Op-Ed: D.C. v. Heller Eyewitness Report — Analysis 1
By Alan Korwin
It is a most dangerous game we’re playing here. The major “news” outlets seemed to agree with my assessment (and I went out on a limb with that, 12 hours before any of them), that the High Court seemed ready and willing to unequivocally affirm an individual right to keep and bear arms. [NOTE: see my pre-game and post-game eyewitness reports here: http://www.PageNine.org]
But it doesn’t end there — it barely starts there. If they affirm, does that mean Gun Laws of America (listing every federal gun law, with plain English descriptions), is erased? How much of it becomes null and void? What about The Arizona Gun Owner’s Guide, or Texas, or any of the others? Are they history?

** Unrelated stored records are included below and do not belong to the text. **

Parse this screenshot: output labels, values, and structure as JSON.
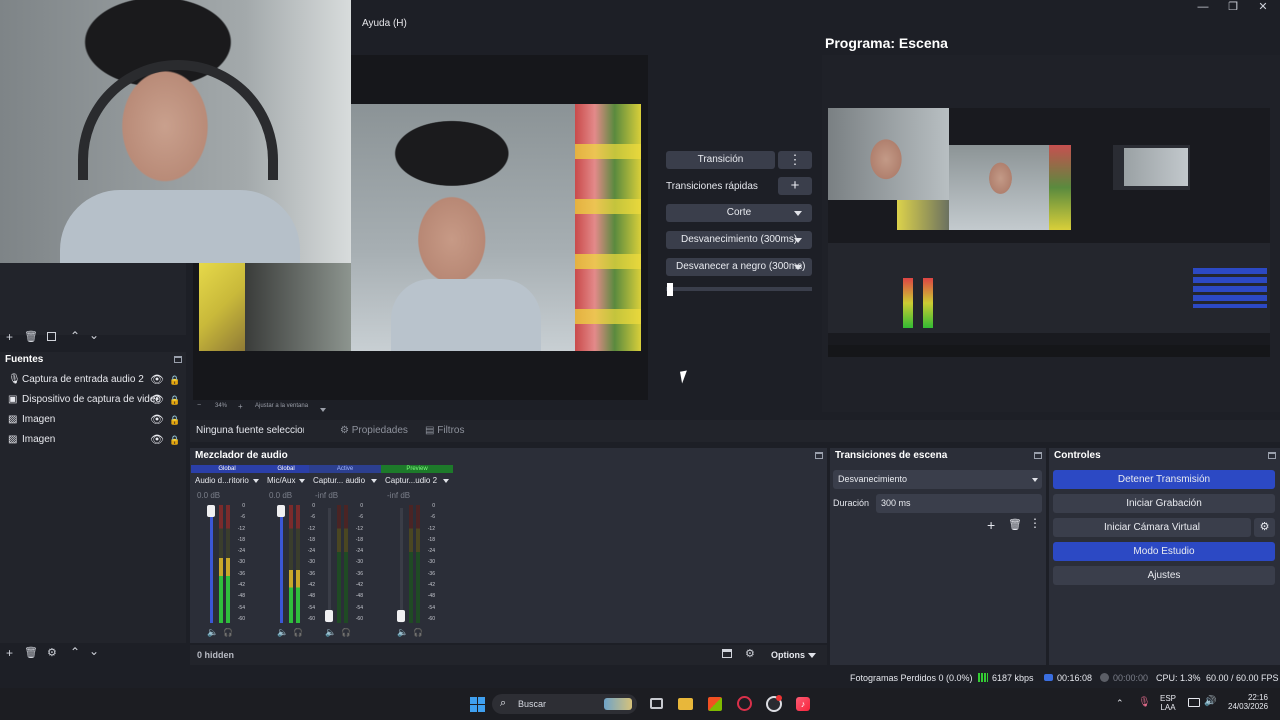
{
  "window": {
    "minimize": "—",
    "maximize": "❐",
    "close": "✕"
  },
  "menu": {
    "help": "Ayuda (H)"
  },
  "program": {
    "title": "Programa: Escena"
  },
  "transitions_mid": {
    "transition_btn": "Transición",
    "quick_label": "Transiciones rápidas",
    "items": [
      "Corte",
      "Desvanecimiento (300ms)",
      "Desvanecer a negro (300ms)"
    ]
  },
  "preview_bar": {
    "zoom": "34%",
    "fit": "Ajustar a la ventana"
  },
  "source_toolbar": {
    "no_source": "Ninguna fuente seleccionad",
    "properties": "Propiedades",
    "filters": "Filtros"
  },
  "sources": {
    "title": "Fuentes",
    "items": [
      {
        "label": "Captura de entrada audio 2",
        "icon": "microphone-icon"
      },
      {
        "label": "Dispositivo de captura de video",
        "icon": "camera-icon"
      },
      {
        "label": "Imagen",
        "icon": "image-icon"
      },
      {
        "label": "Imagen",
        "icon": "image-icon"
      }
    ]
  },
  "mixer": {
    "title": "Mezclador de audio",
    "channels": [
      {
        "badge": "Global",
        "badge_color": "#2b3fa8",
        "name": "Audio d...ritorio",
        "db": "0.0 dB",
        "level": 0.55
      },
      {
        "badge": "Global",
        "badge_color": "#2b3fa8",
        "name": "Mic/Aux",
        "db": "0.0 dB",
        "level": 0.45
      },
      {
        "badge": "Active",
        "badge_color": "#2c3f8f",
        "name": "Captur... audio",
        "db": "-inf dB",
        "level": 0.0
      },
      {
        "badge": "Preview",
        "badge_color": "#1d7a2a",
        "name": "Captur...udio 2",
        "db": "-inf dB",
        "level": 0.0
      }
    ],
    "scale": [
      "0",
      "-6",
      "-12",
      "-18",
      "-24",
      "-30",
      "-36",
      "-42",
      "-48",
      "-54",
      "-60"
    ],
    "hidden": "0 hidden",
    "options": "Options"
  },
  "scene_transitions": {
    "title": "Transiciones de escena",
    "selected": "Desvanecimiento",
    "duration_label": "Duración",
    "duration_value": "300 ms"
  },
  "controls": {
    "title": "Controles",
    "buttons": [
      "Detener Transmisión",
      "Iniciar Grabación",
      "Iniciar Cámara Virtual",
      "Modo Estudio",
      "Ajustes"
    ]
  },
  "status": {
    "dropped": "Fotogramas Perdidos 0 (0.0%)",
    "kbps": "6187 kbps",
    "stream_time": "00:16:08",
    "rec_time": "00:00:00",
    "cpu": "CPU: 1.3%",
    "fps": "60.00 / 60.00 FPS"
  },
  "taskbar": {
    "search": "Buscar",
    "lang1": "ESP",
    "lang2": "LAA",
    "time": "22:16",
    "date": "24/03/2026"
  },
  "colors": {
    "accent_blue": "#2c49c4",
    "panel": "#2b2e38",
    "bg": "#1d1f26"
  }
}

“Gun laws will be over” is the hysterical cry of the antis — that a pro-rights finding will wipe out every gun law in the country and plunge us into bloody terror. And those are almost the fears of the pros too — any finding less than total uninfringed keep and bear will jeopardize 200+ years of firmly established cherished rights.
That’s why the NRA and the Brady bunch were beyond reluctant to touch this thing. There’s no telling where it could end up. And the prospects, as I see them, are pretty scary stuff. The more I read my ton of inbound email, the more concerned I’m getting.
Not a single Justice or court brief suggested all or even many gun laws must go away, that’s just irrational raving. But whatever standard comes out, the Bradys will be able to make some claims that, “See, this falls within reasonable regulation.” And the pro-rights people will have openings to challenge some of the more odious laws, and see if they can prevail. No one knows where any of that will lead. We’re back to square one, legislatures, local courts, and the ballot box.
New laws that ban rights may be tougher to enact or even introduce, and pro-rights arguments may have more fuel. Rights-supportive laws may have some obstacles removed, though Texas managed to pass ten of those good laws last session without the Heller case. So who wins in that scenario?